Rincewind miró los ojos dorados del chico, y luego clavó la vista en su calcetín. Se lo había quitado y puesto varias veces al año, durante muchos años. Tenía zurcidos que había llegado a conocer y a am… bueno, a conocer. Algunos de los zurcidos incluso tenían allí su propia familia de zurciditos. Había muchas descripciones posibles para el calcetín, pero «destructor de ciudades» no estaba entre ellas.

—La verdad es que no —dijo por fin—. Puede matar a la gente, pero no afecta a los edificios.

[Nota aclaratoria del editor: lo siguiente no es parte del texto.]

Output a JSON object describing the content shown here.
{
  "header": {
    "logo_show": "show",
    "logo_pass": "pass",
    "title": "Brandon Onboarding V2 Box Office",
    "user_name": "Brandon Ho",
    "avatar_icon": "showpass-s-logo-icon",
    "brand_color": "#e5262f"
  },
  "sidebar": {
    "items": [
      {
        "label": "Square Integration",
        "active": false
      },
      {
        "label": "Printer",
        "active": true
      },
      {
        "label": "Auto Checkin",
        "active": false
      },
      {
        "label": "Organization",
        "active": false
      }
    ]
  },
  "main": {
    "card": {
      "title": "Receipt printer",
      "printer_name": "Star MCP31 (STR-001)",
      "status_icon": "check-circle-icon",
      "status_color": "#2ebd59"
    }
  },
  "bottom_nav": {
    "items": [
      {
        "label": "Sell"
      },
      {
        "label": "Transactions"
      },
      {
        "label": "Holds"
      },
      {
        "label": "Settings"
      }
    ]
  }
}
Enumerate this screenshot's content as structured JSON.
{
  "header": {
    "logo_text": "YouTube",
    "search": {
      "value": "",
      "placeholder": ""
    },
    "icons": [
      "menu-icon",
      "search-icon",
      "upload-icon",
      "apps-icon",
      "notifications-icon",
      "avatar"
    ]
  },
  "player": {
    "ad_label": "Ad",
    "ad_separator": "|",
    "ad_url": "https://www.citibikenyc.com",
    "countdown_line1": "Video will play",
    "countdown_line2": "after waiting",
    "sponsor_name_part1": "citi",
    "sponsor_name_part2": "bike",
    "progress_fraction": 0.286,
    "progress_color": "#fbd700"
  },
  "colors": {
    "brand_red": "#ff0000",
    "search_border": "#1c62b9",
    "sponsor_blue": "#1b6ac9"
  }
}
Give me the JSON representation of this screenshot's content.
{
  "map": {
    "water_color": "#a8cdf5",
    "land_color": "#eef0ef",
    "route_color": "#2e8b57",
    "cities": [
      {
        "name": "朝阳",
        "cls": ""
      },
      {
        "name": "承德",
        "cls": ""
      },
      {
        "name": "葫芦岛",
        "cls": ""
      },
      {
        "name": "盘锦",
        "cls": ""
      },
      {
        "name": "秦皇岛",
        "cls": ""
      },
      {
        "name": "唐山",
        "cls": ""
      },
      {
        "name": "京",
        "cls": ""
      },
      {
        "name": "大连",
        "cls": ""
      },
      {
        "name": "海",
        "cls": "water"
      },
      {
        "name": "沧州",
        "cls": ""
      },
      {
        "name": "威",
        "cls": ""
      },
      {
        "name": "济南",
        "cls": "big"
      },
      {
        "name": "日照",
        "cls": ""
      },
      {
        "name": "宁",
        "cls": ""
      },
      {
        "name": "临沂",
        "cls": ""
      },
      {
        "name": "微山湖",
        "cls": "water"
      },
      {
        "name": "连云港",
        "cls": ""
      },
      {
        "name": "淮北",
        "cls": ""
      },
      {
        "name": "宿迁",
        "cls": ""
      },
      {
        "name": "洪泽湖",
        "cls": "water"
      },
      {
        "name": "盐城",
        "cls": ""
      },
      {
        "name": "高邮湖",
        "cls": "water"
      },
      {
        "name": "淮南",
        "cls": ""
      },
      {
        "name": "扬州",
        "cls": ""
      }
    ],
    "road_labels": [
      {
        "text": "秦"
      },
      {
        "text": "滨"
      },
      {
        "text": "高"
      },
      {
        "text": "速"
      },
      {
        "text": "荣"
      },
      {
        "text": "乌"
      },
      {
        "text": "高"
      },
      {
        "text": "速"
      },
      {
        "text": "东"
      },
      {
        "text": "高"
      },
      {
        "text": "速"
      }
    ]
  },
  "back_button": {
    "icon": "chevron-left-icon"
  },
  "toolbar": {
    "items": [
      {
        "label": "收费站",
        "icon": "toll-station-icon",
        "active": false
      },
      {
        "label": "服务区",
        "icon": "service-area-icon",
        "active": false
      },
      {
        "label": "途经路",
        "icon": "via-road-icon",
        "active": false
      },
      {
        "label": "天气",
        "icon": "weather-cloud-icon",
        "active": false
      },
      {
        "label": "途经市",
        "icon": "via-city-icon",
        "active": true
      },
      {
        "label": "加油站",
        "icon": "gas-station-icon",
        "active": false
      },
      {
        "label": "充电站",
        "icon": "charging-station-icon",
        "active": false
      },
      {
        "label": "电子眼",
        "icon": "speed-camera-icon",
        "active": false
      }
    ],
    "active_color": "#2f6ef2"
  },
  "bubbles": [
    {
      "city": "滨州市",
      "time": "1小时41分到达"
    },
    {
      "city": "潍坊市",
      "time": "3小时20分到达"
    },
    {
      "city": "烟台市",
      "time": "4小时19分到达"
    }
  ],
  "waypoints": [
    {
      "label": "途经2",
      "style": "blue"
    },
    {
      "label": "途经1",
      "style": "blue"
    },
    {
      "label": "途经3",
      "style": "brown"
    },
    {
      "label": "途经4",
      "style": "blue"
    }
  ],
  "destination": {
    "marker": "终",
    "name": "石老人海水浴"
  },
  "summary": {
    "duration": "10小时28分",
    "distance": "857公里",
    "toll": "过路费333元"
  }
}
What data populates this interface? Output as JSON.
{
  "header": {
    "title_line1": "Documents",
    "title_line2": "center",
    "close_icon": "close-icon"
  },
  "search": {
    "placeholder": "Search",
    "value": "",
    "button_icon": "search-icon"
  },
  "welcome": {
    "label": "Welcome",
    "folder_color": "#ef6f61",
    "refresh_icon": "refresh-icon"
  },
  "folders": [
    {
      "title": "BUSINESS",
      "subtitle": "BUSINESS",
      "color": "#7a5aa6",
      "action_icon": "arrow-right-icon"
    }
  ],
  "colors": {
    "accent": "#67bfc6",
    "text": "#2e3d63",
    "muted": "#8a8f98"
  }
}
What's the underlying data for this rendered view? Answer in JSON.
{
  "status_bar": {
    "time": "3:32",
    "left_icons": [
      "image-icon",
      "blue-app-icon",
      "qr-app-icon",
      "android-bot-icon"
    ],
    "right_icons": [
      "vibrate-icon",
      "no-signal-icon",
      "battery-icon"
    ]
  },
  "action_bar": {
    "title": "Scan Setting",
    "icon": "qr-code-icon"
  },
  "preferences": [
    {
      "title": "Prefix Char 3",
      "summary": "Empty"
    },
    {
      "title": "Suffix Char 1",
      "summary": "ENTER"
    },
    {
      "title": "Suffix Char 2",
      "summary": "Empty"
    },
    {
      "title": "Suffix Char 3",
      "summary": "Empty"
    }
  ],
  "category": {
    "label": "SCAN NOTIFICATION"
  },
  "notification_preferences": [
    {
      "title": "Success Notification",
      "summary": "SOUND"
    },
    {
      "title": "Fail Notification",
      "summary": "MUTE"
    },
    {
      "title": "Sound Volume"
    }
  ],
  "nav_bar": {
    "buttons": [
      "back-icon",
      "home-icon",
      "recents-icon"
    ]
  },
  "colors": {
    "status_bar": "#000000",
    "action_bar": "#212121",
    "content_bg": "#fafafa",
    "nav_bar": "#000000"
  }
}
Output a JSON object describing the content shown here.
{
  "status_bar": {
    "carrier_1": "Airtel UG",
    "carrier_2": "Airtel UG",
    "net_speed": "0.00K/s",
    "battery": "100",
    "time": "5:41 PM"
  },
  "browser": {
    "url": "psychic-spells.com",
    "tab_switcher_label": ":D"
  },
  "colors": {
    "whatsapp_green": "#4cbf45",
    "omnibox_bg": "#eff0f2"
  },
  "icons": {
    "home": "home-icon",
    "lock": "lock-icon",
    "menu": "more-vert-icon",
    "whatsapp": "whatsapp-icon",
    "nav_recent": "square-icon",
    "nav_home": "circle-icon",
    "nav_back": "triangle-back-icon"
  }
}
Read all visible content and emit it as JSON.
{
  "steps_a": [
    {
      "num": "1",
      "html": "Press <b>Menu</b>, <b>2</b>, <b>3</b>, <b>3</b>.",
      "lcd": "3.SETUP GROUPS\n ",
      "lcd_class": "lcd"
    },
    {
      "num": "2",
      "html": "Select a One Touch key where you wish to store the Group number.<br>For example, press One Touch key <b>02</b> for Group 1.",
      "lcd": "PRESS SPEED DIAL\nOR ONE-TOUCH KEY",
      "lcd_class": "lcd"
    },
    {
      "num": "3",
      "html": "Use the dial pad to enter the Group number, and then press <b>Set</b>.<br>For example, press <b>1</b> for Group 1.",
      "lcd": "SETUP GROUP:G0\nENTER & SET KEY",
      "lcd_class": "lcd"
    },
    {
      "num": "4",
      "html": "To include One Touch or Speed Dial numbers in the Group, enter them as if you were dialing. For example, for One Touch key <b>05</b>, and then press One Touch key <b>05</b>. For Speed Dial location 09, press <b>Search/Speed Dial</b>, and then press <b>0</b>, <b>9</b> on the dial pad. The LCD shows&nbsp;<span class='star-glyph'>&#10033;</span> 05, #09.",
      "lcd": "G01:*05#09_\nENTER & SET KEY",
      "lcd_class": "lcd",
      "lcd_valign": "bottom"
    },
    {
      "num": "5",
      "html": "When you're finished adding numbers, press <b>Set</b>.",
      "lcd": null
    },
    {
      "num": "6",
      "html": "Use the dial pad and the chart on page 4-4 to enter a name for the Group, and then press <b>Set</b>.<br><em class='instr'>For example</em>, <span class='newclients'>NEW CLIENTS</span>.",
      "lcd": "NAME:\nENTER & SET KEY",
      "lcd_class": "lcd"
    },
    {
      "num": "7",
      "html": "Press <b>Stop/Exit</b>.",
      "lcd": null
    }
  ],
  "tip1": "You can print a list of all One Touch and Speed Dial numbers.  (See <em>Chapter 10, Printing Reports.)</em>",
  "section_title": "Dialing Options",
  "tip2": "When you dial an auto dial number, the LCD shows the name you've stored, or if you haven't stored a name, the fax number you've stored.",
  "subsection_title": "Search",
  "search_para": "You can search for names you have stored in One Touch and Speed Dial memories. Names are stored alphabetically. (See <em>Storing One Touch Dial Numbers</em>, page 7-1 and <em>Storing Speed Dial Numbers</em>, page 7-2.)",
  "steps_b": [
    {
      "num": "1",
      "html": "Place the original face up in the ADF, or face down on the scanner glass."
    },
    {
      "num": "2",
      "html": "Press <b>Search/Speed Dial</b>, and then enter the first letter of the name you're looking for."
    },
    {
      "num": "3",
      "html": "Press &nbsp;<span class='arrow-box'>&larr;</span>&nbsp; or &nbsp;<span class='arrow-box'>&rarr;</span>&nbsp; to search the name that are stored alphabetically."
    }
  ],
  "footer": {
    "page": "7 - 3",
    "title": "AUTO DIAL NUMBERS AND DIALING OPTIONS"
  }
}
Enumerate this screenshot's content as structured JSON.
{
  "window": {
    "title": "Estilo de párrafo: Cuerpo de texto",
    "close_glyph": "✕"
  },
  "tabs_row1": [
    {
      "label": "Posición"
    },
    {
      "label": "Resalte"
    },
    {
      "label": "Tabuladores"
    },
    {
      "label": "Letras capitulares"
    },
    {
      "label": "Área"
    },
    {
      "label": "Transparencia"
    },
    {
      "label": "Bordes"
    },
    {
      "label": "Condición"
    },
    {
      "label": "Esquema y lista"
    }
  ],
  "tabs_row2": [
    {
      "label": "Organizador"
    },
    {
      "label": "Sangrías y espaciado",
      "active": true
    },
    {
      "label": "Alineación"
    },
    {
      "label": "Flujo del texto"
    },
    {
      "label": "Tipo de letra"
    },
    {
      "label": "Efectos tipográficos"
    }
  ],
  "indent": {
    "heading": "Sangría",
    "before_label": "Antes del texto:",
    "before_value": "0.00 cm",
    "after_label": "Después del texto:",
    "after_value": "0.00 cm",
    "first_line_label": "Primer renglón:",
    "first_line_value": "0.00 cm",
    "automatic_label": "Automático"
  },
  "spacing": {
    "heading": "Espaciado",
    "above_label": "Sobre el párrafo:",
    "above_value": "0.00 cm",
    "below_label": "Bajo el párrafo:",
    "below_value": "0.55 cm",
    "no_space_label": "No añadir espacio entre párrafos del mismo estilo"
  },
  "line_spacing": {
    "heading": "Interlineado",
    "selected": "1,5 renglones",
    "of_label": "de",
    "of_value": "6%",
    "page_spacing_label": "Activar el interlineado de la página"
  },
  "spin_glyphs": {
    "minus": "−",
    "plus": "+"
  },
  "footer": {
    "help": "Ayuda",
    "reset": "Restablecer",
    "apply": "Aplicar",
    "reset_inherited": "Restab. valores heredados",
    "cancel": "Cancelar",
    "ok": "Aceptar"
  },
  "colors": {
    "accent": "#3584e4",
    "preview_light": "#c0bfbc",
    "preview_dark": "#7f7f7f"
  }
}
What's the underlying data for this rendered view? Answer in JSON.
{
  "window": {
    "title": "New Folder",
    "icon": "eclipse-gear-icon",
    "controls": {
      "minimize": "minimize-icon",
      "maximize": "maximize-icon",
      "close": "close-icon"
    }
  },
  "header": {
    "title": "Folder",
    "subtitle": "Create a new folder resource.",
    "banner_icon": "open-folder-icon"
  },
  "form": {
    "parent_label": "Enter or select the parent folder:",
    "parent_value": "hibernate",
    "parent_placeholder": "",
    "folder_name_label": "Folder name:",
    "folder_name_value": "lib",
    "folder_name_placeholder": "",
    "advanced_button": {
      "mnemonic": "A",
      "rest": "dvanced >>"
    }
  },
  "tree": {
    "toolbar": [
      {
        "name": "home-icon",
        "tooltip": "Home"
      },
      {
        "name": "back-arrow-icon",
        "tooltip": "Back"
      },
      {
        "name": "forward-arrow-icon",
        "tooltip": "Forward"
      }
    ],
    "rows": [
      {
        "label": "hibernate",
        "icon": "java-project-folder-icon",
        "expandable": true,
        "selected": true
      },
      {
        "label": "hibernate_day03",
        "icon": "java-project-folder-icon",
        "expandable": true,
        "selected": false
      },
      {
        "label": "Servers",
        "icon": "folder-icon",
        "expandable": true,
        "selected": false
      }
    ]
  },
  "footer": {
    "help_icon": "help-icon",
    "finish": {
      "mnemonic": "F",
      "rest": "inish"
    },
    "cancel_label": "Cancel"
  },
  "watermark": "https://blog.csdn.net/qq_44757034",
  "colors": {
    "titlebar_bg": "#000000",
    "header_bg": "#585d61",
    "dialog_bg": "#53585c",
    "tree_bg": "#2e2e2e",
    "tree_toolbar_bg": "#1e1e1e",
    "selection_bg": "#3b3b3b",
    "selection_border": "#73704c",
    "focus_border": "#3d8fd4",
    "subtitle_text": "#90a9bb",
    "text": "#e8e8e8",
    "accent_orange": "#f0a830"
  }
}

La mente de Rincewind estaba funcionando a la velocidad de la deriva continental. Parte de ella le decía que se estaba enfrentando al rechicero, pero estaba en conflicto directo con las otras partes. Rincewind había oído muchas historias sobre el poder del rechicero, sobre el cayado del rechicero, sobre la maldad del rechicero, etcétera. Lo único que nadie le había mencionado era la edad del rechicero.

Miró el cayado.

—¿Y eso, qué hace? —preguntó.

Debes matar a este hombre, dijo el cayado.

Los magos, que se habían puesto en pie cautelosamente, se dejaron caer de bruces otra vez.